Menurut Cemil Kilic, perkembangan ini tidak lepas dari hampir 16 tahun pemerintahan Recep Tayyip Erdogan. Karena sejak dia menjadi Perdana Menteri tahun 2014 dan kemudian sekarang menjadi presiden, menyebar kebiasaan bahwa para pejabat pemerintahan menggunakan agama untuk melegitimasi kebijakan politik mereka. Kecenderungan ini malah membuat makin banyak orang jadi skeptis terhadap Islam.

Laman Facebook organisasi ateis Turki "Ateizm Dernegi"Foto: Facebook/Ateizm Derneği

Pemaksaan interpretasi tertentu bangkitkan skeptisisme

"Makin banyak orang yang menolak interpretasi Islam yang dipaksakan oleh instansi dan organisasi kenegaraan, termasuk kelompok-kelompok agama yang dekat ke pemerintahan," kata Kilic. Banyak yang tidak senang agama dipaksakan menjadi satu bentuk resmi yang dilegitimasi pemerintah. "Itu sebabnya, jumlah warga yang menjadi ateis makin banyak," jelasnya.
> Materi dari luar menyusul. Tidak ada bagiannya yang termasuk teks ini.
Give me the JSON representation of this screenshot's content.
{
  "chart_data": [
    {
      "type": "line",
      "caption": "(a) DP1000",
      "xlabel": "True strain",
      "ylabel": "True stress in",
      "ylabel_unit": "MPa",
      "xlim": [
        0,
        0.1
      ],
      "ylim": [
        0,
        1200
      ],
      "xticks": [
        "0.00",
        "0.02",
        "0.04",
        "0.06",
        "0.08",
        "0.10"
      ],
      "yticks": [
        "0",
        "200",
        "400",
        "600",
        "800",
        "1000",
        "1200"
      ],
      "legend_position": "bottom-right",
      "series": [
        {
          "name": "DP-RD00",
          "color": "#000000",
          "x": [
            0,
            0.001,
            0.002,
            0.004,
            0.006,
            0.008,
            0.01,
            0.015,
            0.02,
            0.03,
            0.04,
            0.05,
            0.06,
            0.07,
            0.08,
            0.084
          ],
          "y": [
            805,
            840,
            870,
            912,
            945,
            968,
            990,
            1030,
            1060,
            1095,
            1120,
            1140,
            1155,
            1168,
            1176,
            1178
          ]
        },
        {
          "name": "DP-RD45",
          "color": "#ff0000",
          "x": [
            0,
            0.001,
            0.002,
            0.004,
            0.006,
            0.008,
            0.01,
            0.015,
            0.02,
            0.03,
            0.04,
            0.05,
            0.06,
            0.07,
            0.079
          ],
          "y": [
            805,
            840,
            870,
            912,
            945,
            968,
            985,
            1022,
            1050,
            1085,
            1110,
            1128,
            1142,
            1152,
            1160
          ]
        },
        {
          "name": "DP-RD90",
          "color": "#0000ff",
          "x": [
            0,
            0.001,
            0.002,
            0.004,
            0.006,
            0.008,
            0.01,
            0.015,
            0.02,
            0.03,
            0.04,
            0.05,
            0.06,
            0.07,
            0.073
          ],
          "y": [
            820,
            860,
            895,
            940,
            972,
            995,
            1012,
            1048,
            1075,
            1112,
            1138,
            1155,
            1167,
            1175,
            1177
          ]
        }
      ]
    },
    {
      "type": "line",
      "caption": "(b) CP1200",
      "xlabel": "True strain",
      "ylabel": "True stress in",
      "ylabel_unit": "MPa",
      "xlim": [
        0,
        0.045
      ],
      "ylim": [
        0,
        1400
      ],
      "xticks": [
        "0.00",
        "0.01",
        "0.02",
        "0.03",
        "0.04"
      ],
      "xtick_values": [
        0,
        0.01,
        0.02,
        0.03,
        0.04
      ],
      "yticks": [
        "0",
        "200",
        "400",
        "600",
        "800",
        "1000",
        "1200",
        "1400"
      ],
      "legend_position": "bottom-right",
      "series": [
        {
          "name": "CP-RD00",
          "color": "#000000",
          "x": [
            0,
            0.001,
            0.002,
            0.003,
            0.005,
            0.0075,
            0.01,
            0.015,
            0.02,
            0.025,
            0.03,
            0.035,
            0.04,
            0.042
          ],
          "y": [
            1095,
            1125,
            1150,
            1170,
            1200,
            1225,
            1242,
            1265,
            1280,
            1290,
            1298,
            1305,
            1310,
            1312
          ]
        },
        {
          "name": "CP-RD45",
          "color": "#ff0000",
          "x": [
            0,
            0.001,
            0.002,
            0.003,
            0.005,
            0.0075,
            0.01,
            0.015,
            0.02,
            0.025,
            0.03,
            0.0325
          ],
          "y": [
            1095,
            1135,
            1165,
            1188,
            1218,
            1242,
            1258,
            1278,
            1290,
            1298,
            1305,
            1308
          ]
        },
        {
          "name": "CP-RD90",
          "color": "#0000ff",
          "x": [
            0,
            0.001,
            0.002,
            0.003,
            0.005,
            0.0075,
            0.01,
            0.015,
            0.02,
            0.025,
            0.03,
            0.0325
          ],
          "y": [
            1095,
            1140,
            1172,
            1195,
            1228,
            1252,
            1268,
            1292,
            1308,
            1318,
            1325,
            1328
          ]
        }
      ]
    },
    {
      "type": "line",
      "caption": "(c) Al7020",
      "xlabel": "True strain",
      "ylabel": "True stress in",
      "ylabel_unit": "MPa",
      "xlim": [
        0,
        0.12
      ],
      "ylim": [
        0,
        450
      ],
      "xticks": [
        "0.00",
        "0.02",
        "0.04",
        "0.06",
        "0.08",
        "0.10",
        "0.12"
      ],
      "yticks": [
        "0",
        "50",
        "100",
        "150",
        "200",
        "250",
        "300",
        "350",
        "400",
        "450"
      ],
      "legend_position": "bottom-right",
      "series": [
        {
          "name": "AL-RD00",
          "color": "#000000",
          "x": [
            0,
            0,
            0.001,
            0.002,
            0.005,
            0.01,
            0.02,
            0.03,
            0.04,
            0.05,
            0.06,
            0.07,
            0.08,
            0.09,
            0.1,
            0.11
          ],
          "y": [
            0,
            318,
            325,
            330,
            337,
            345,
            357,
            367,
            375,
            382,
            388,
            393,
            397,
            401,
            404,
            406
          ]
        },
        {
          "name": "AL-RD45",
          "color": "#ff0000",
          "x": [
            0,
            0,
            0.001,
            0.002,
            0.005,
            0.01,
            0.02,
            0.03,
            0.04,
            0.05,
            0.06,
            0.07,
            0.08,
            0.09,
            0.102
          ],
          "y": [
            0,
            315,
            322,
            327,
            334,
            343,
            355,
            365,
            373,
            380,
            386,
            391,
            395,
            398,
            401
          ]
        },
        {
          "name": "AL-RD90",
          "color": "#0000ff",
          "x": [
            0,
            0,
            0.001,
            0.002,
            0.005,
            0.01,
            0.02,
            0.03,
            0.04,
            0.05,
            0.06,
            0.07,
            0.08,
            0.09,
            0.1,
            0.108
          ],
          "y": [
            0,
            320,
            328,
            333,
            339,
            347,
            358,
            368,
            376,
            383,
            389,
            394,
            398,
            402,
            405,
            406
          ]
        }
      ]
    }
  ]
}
Selin Ozkohen, perempuan yang menjadi Ketua Organisasi Ateis Turki "Ateizm Dernegi", mengatakan, upaya Erdogan menjadikan Turki negara yang makin religius malah berdampak sebaliknya.

"Organisasi agama malah mendiskreditkan dirinya sendiri," katanya dan melanjutkan: "Pemerintahan dan kebijakan politik seharusnya tidak didominasi satu sekte agama, karena ini hanya akan membuat makin banyak orang mempertanyakan agama itu dan lebih senang menjadi ateis yang humanis."

Selin Ozkohen menuturkan: "Sekarang, makin banyak orang yang secara terbuka mengaku mereka adalah ateis." Sekalipun masih ada tekanan dari masjid dan pemerintah. "Tahun 2019 misalnya, anak-anak sekolah masih tetap diwajibkan belajar agama (Islam)," katanya.